According to Amanda: Understanding Social Anxiety


Staff Writer

According to the Anxiety and Depression Association of America, 15 million adults suffer from social anxiety disorder—a statistic that only includes those individuals that have been diagnosed.  

Despite the frequency of social anxiety disorder, it is very often misunderstood.  Commonly mistaken for shyness, laziness or even apathy.
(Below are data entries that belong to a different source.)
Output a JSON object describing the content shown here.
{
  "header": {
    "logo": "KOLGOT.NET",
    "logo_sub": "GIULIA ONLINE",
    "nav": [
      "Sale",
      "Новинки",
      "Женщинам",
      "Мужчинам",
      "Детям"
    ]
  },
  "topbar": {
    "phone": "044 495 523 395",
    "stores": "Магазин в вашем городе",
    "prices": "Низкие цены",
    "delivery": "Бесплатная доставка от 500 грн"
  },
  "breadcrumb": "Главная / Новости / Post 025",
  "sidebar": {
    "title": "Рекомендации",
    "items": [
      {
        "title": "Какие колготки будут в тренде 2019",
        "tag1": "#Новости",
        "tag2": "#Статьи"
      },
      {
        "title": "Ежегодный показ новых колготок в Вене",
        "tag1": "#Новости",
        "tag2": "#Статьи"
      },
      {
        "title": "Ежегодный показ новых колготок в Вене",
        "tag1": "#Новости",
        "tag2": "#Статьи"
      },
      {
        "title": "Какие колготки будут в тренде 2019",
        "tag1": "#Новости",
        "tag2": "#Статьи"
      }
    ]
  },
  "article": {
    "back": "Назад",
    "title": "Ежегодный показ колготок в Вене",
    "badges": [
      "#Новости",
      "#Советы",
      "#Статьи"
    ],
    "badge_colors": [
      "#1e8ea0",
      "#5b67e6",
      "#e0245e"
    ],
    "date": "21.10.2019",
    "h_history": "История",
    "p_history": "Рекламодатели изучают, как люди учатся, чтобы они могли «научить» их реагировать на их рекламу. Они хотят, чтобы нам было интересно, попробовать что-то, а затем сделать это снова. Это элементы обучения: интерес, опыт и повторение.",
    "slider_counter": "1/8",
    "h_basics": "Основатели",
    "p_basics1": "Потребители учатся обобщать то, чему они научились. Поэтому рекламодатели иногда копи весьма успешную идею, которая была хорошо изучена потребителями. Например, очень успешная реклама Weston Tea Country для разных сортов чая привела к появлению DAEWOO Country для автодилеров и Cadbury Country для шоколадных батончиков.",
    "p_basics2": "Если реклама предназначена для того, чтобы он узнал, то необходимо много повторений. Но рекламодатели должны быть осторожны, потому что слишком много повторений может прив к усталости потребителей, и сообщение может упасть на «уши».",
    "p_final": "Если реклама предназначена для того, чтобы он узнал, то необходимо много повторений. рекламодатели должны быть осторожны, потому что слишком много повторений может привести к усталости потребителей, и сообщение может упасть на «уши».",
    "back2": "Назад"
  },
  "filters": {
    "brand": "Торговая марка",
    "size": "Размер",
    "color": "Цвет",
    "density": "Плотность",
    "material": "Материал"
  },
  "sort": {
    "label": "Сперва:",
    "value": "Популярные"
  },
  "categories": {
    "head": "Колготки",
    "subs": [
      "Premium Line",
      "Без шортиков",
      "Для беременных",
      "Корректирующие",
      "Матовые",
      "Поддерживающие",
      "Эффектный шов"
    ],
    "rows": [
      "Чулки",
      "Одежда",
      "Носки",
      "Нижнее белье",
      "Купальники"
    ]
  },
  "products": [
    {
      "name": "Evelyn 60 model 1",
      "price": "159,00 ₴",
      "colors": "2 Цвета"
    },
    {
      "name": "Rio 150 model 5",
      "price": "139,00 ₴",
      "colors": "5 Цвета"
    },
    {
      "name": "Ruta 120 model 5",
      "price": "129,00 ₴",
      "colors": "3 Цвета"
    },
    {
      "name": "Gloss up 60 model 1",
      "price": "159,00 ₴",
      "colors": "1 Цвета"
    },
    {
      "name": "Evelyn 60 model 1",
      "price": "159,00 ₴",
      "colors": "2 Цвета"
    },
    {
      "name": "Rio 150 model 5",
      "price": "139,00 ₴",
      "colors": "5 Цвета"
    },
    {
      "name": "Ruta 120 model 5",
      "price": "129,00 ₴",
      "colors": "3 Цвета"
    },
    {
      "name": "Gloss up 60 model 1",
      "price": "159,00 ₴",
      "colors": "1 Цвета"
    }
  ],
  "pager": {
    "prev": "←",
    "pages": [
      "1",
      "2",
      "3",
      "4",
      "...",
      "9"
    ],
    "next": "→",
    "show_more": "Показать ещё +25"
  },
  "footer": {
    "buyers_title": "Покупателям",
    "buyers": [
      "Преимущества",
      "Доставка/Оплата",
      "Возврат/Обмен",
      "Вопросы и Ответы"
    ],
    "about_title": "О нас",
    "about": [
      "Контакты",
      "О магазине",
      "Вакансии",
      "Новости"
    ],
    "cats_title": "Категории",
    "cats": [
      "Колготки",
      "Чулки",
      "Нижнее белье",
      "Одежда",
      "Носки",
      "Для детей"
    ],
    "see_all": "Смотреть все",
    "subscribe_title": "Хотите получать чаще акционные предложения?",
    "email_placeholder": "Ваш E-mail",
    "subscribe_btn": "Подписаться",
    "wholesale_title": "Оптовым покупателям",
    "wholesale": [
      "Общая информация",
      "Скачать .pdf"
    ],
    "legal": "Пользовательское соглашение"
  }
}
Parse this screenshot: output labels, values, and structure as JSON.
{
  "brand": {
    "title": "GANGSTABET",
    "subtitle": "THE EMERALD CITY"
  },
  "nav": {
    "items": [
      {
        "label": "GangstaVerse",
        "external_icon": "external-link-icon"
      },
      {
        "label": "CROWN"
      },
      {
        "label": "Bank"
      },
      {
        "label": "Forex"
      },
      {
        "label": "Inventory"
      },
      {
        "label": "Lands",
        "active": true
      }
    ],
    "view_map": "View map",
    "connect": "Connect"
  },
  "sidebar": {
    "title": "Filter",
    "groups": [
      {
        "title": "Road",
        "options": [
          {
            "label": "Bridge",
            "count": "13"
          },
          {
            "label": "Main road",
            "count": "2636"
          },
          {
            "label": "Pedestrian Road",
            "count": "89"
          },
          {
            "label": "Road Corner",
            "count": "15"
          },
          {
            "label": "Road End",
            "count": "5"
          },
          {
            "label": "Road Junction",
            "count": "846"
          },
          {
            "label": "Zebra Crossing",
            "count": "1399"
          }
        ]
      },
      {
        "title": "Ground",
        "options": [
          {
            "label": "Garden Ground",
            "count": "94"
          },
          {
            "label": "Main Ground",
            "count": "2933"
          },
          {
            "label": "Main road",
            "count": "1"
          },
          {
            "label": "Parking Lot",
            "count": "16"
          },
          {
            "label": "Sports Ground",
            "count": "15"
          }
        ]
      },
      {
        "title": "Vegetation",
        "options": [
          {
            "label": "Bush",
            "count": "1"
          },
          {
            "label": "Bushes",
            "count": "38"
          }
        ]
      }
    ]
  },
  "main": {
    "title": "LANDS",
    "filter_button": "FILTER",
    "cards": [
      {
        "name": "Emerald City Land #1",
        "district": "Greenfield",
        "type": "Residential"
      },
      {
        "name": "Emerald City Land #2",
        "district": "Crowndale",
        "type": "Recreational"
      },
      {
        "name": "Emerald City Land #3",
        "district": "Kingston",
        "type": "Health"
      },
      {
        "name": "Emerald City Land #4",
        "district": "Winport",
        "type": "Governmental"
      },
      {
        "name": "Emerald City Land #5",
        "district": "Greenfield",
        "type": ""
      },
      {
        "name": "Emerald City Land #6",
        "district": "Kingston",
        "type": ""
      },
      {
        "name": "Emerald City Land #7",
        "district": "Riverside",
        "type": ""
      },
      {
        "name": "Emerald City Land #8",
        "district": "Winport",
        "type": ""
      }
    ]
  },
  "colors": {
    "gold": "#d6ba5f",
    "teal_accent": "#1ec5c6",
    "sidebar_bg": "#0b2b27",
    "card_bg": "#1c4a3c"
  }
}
Social anxiety is often overlooked and perceived as a behavior that can be overcome through simple willpower.  

That is not the case.  Social anxiety is a legitimate psychological disorder, and it is one too often overlooked.

Many times throughout my life, I’ve been told “Well, dear, everyone gets anxious.”  This was particularly true during high school.  When oral presentation day finally came around, I would go to school feeling like I was about to face a firing squad.  I would watch all the other students present while literally shaking in my seat.  

I was always confused as to why everyone else was able to deliver their presentations with such ease because I’d been told “everyone gets anxious.”  I thought everyone felt just as nervous as I did, I just didn’t hide it as well.  

Then, after my presentation, I went to the bathroom to fight off a panic attack and wondered why none of my classmates were there with me.

College was even worse.  I was surrounded by entirely new people in an entirely new state, and with the added pressure of navigating campus to find classes on time, I didn’t know how anyone was keeping it together.  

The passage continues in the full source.